With Alaska’s remote spaces and abundant opportunities for adventure, many take to the wilderness of the last frontier to explore its beauty and take on its challenges. However, those trips sometimes result is disaster requiring rescue.
On Saturday, Sept. 16, the Alaska State Trooper received a report of two boaters in distress. To aid with search and rescue efforts, the troopers called in their interior helicopter unit, Helo 2.
The unit which is based out of Fairbanks International Airport was sent out to the Salcha area shortly after receiving the report at 12:55 p.m.
The boaters who had been traveling on the Tanana River found themselves ill equipped for the conditions requiring emergency services. Helo 2 was able to locate and contact the pair, returning them to their vehicle without further incident. Neither boater was injured or in need of emergency medical services.
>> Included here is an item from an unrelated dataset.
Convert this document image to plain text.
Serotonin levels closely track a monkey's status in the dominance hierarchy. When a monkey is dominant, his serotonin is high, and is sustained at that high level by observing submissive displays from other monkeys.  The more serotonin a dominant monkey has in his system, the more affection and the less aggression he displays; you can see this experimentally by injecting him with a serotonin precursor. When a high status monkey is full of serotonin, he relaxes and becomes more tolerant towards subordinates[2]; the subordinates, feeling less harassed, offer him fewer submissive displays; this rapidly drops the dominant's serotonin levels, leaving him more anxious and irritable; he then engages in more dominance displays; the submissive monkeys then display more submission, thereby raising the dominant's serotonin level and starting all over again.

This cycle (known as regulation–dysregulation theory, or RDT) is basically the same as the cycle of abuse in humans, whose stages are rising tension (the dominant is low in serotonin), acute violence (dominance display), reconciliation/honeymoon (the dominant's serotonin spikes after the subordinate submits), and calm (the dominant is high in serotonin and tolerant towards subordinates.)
Shortly after AST completed their first mission that day, a second call was received, requiring the team to reassess themselves and their equipment. “Whether we get one mission a month or we get three in a day... everything is looked through the spectrum of safety metrics,” said trooper Barry Cebulski. Parts of the safety evaluations include, whether or not “we [have] flown too much, are we rested, do we feel well, can it be done safely?”
After evaluating the unit to be in functional order, Helo 2 was up in the air once more, this time headed towards Nenana.
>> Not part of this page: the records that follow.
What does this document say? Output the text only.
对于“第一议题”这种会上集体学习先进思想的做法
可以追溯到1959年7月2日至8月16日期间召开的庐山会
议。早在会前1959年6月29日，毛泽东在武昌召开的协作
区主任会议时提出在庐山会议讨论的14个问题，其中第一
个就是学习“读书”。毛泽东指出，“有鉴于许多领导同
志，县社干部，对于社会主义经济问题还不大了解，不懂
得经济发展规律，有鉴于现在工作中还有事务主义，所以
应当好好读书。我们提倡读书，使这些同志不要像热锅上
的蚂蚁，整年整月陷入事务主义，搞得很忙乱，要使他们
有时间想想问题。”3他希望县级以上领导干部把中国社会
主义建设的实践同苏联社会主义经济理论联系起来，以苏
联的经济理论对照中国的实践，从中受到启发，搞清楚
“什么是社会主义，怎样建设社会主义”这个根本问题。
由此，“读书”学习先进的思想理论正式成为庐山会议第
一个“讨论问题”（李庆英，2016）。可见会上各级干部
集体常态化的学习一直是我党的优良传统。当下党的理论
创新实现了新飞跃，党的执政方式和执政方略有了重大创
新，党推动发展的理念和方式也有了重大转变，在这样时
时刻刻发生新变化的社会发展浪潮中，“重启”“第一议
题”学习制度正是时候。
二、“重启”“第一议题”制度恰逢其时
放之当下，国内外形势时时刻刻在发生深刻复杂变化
Around 4 p.m., AST got a call form a pilot who experienced a collision in his aircraft about 20 miles west of Nenana. The aerial unit located and recovered the pilot who sustained minor injuries, returning him to FAI, despite having his plane flip over, during his flight.
“We’ve had a couple of aircraft accidents in the last week and both of these aircraft flipped over and we didn’t have people that had any major injuries,” said Leam McInelly, the lead pilot for Helo 2. “They did a good job getting the aircraft down on the ground without injury, even though the aircraft was damaged.”